The uber-lux Hapag-Lloyd “five star plus” liner is a sign of the kind of competition for the Asian and Australian markets that has been building for the past two years.

As we walked to our solitary gangplank at the Singapore Cruise Centre, Europa’s passengers were having a cocktail party on the quayside.

SeaDream, with its casual but chic style and catchphrase “It’s yachting, not cruising” should be a shoe-in for the new, young, and fashion-conscious Asian markets.

But, as the crew of SeaDream II readily admits, the 11-year-old line still has its L-plates on when it comes to destinations in Asia.

The journey from Singapore to Malacca, the home of Nonya culture and cooking, was made all the easier thanks to SeaDream’s passion for courteous service and fine dining.

Readers may recall our review of Sudesh Kishore’s “raw cuisine” from our magazine’s spring issue.
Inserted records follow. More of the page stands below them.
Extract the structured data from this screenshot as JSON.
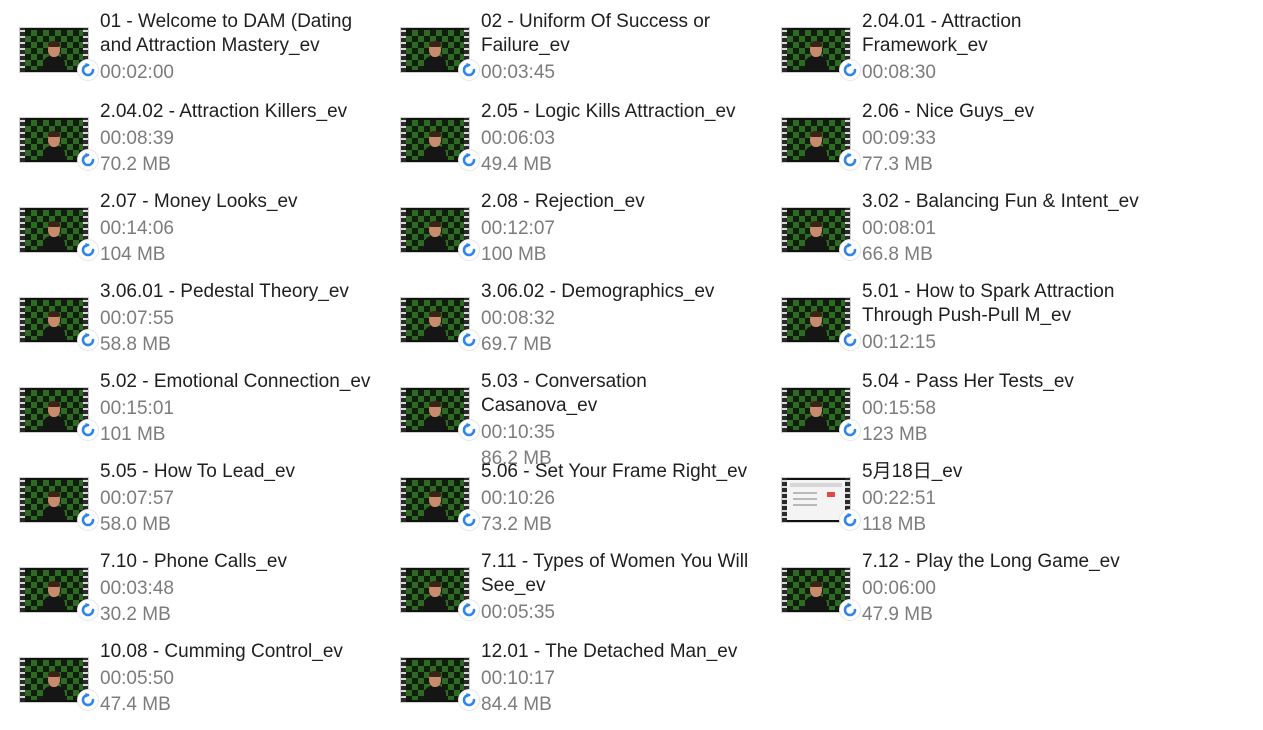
{
  "files": [
    {
      "name": "01 - Welcome to DAM (Dating and Attraction Mastery_ev",
      "duration": "00:02:00",
      "size": ""
    },
    {
      "name": "02 - Uniform Of Success or Failure_ev",
      "duration": "00:03:45",
      "size": ""
    },
    {
      "name": "2.04.01 - Attraction Framework_ev",
      "duration": "00:08:30",
      "size": ""
    },
    {
      "name": "2.04.02 - Attraction Killers_ev",
      "duration": "00:08:39",
      "size": "70.2 MB"
    },
    {
      "name": "2.05 - Logic Kills Attraction_ev",
      "duration": "00:06:03",
      "size": "49.4 MB"
    },
    {
      "name": "2.06 - Nice Guys_ev",
      "duration": "00:09:33",
      "size": "77.3 MB"
    },
    {
      "name": "2.07 - Money Looks_ev",
      "duration": "00:14:06",
      "size": "104 MB"
    },
    {
      "name": "2.08 - Rejection_ev",
      "duration": "00:12:07",
      "size": "100 MB"
    },
    {
      "name": "3.02 - Balancing Fun & Intent_ev",
      "duration": "00:08:01",
      "size": "66.8 MB"
    },
    {
      "name": "3.06.01 - Pedestal Theory_ev",
      "duration": "00:07:55",
      "size": "58.8 MB"
    },
    {
      "name": "3.06.02 - Demographics_ev",
      "duration": "00:08:32",
      "size": "69.7 MB"
    },
    {
      "name": "5.01 - How to Spark Attraction Through Push-Pull M_ev",
      "duration": "00:12:15",
      "size": ""
    },
    {
      "name": "5.02 - Emotional Connection_ev",
      "duration": "00:15:01",
      "size": "101 MB"
    },
    {
      "name": "5.03 - Conversation Casanova_ev",
      "duration": "00:10:35",
      "size": "86.2 MB"
    },
    {
      "name": "5.04 - Pass Her Tests_ev",
      "duration": "00:15:58",
      "size": "123 MB"
    },
    {
      "name": "5.05 - How To Lead_ev",
      "duration": "00:07:57",
      "size": "58.0 MB"
    },
    {
      "name": "5.06 - Set Your Frame Right_ev",
      "duration": "00:10:26",
      "size": "73.2 MB"
    },
    {
      "name": "5月18日_ev",
      "duration": "00:22:51",
      "size": "118 MB"
    },
    {
      "name": "7.10 - Phone Calls_ev",
      "duration": "00:03:48",
      "size": "30.2 MB"
    },
    {
      "name": "7.11 - Types of Women You Will See_ev",
      "duration": "00:05:35",
      "size": ""
    },
    {
      "name": "7.12 - Play the Long Game_ev",
      "duration": "00:06:00",
      "size": "47.9 MB"
    },
    {
      "name": "10.08 - Cumming Control_ev",
      "duration": "00:05:50",
      "size": "47.4 MB"
    },
    {
      "name": "12.01 - The Detached Man_ev",
      "duration": "00:10:17",
      "size": "84.4 MB"
    }
  ],
  "thumbnail_icon": "video-file-icon",
  "badge_icon": "sync-arrow-icon",
  "colors": {
    "title_text": "#1f1f1f",
    "meta_text": "#7c7c7c",
    "badge_blue": "#2f86e8"
  }
}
It’s good for your body – and it’s yummy!

But the next SeaDream stop was a puzzle. Instead of the beautiful beaches of Pangkor Island, perfect for a vessel known for its watersports and just around the corner, we parked in front of a desolate pier at the town of Lumut.

No offensive, but even the residents of Lumut were queueing at the town’s ferry terminal to leave for Pangkor Island.

Next stops are Penang Island, renown for laksa and art. And we are going to Phi Phi Islands, where Leonardo DiCaprio filmed The Beach.